For our NISE Fellowship, I’ve been working with one of our amazing museum educators, Donnette Tuisano, to develop an educational program around the food trees we have on campus, with focus on ʻulu (breadfruit) and manakō (mango). This program will explore the cultural importance and history of these trees, their biological information, and ways to prepare and cook them. Keep an eye on our webpages about this next year, we’ll be looking to get as many recipes put together from our community to share with guests!
Image: Sustainability Hui- Chris and the rest of the Bishop Museum Sustainability Hui at a virtual meeting.
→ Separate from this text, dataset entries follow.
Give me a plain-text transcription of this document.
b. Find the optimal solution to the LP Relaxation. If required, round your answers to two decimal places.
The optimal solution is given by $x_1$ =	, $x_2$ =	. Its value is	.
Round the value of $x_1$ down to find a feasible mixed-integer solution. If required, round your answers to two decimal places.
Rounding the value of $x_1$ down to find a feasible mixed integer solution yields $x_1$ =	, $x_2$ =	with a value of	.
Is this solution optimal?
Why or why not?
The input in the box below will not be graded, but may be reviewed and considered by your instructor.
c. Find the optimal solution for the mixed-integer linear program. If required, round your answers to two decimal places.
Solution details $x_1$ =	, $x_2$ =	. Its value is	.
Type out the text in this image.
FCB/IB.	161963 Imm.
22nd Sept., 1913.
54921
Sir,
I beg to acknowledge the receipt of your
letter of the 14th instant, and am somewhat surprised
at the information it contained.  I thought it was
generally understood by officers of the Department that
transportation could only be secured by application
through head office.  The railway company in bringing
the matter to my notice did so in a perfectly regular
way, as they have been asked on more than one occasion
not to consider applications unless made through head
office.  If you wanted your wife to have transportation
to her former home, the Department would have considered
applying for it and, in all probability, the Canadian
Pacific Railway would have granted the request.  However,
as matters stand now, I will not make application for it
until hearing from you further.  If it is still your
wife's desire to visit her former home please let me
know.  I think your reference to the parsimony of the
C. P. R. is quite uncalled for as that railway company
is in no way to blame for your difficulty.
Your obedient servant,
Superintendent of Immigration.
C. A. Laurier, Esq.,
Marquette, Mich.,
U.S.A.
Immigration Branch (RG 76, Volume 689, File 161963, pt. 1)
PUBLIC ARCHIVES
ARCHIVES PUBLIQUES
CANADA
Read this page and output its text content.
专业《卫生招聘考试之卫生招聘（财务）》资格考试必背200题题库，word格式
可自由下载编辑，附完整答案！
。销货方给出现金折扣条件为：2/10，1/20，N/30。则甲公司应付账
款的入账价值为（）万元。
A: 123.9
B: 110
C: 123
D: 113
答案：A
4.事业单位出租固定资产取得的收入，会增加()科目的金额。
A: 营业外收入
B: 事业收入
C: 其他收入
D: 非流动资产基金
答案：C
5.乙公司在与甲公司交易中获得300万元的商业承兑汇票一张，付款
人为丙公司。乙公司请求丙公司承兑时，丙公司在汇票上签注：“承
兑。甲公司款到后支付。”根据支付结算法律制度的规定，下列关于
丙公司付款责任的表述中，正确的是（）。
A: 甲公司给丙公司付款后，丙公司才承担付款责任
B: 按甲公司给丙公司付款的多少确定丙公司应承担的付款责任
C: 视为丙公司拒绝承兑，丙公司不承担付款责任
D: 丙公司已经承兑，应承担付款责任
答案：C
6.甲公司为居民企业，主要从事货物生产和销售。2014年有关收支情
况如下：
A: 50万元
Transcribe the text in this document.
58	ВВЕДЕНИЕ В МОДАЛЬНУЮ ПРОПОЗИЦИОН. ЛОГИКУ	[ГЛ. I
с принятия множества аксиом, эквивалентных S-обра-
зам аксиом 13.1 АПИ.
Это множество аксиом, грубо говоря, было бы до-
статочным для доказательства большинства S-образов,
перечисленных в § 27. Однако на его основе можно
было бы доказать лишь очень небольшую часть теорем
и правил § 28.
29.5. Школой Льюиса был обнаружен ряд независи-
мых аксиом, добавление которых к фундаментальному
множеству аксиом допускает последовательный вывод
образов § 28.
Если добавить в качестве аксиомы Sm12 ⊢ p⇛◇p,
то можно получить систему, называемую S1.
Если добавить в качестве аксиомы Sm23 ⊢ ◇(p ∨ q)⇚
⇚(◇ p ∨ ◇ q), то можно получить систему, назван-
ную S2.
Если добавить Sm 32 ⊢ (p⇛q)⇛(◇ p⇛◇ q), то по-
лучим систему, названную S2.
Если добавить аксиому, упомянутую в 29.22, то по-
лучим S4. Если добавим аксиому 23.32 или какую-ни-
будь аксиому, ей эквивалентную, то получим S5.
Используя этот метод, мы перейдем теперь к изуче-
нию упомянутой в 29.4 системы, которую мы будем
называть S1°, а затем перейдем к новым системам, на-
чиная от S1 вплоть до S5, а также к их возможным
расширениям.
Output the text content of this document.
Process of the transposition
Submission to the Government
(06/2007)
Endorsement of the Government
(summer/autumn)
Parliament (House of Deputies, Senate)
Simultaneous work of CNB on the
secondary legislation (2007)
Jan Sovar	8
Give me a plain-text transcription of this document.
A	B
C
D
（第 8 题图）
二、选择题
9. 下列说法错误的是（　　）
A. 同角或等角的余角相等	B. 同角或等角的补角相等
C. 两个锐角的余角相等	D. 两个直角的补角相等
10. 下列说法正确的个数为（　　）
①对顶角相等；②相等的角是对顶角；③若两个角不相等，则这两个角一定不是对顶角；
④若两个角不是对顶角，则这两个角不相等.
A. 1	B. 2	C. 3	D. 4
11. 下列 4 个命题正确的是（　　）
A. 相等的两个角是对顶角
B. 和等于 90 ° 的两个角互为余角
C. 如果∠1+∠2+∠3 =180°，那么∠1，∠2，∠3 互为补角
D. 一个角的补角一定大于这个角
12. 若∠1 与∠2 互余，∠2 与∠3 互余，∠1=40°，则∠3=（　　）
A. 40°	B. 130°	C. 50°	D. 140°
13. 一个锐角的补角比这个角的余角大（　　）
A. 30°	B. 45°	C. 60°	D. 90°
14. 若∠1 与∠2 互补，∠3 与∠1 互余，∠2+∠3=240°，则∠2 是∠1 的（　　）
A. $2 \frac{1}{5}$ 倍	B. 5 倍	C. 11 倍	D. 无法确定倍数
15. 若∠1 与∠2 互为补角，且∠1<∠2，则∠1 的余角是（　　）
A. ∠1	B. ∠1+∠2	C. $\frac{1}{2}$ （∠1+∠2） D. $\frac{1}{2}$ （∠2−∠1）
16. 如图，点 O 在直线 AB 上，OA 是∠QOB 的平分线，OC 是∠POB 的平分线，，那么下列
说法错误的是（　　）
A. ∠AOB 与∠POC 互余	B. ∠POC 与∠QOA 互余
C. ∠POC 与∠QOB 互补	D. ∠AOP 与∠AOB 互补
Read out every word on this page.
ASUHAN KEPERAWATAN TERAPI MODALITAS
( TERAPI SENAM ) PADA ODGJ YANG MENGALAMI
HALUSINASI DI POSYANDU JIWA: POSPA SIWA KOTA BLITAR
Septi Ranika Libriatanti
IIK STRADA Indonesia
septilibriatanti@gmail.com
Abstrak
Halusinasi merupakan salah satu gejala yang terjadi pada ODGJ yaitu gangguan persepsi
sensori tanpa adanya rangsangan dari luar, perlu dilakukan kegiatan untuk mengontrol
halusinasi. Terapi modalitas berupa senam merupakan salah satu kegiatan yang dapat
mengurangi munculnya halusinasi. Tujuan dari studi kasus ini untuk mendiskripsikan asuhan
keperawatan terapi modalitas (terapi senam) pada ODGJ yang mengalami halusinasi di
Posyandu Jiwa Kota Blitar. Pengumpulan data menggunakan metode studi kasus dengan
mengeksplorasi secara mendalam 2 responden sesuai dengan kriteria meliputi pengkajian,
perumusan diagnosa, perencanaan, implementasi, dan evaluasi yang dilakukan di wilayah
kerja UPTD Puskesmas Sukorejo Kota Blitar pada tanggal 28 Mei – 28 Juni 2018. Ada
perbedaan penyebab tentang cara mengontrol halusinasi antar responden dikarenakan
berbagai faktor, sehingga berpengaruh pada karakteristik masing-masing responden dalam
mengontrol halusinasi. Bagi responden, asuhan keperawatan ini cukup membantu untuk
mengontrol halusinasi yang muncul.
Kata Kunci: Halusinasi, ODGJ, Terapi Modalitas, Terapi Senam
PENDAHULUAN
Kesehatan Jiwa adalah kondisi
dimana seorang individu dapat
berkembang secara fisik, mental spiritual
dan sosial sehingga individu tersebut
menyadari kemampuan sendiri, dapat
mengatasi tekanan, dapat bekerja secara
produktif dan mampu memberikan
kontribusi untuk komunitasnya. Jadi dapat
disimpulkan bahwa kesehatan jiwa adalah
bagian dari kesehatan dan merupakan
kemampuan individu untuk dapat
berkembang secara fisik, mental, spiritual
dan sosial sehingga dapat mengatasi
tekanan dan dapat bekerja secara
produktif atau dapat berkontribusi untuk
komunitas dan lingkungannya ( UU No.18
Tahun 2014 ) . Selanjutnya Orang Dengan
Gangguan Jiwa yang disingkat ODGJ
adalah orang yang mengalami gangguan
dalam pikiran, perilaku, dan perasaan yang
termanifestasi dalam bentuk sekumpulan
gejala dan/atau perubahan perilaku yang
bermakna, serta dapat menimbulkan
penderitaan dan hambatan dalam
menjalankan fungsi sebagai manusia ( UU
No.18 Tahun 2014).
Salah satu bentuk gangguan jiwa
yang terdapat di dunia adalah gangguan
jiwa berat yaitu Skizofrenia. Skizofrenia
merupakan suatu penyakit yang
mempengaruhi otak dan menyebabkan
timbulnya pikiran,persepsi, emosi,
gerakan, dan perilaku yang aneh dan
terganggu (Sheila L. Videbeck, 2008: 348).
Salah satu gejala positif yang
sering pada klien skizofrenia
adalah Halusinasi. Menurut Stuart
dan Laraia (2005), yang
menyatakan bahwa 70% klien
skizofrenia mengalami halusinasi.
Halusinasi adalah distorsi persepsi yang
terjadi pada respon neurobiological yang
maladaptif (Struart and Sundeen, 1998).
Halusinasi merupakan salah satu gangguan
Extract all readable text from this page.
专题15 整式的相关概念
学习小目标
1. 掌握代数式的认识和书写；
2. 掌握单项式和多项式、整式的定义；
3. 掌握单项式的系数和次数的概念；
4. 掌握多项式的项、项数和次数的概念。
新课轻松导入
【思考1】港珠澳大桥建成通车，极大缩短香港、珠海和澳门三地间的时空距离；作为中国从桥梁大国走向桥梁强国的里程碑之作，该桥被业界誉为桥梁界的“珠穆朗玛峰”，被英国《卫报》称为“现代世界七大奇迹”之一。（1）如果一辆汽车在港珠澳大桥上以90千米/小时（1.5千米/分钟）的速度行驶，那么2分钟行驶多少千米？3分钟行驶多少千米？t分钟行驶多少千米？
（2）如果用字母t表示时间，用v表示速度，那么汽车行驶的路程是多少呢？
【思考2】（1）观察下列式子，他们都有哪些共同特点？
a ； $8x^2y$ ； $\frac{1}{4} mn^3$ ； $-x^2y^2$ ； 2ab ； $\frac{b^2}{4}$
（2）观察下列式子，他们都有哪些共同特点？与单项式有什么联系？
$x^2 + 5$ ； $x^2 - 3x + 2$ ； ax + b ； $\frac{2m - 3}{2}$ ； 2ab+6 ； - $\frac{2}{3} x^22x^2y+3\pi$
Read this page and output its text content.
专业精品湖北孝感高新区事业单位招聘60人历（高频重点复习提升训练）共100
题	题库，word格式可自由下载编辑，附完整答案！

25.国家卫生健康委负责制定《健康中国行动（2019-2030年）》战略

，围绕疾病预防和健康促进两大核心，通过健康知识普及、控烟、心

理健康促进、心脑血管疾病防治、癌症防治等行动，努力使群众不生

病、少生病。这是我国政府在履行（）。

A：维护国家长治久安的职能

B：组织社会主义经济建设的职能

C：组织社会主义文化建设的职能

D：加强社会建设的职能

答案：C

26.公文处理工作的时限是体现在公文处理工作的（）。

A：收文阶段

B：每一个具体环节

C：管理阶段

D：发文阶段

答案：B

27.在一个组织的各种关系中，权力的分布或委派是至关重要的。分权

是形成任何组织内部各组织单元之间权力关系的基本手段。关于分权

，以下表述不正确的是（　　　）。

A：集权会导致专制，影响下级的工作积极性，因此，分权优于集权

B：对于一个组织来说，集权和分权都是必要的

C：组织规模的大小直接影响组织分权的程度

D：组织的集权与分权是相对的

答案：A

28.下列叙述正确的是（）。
What do you enjoy outside of work?
When I’m not at work I can be found out in the waves for a dawn patrol surf, hanging upside down in the rock-climbing gym, or helping out in the community. I learned to surf here in Hawaiʻi shortly after arriving on Oʻahu, and am often found at Tonggs surf break with the rest of the Bishop Museum Surf Crew. I love to boulder and rock climb; I find it to be like an incredibly physical puzzle, trying to find a way up the wall. I also like to help out on various clean-ups around Oʻahu where I can, working with many of our sustainability partners, such as Surfrider Oahu and Sustainable Coastlines Hawaii. I find it incredibly rewarding and a great opportunity to give back to the island that’s taken me in and care for our environment alongside so many other awesome people.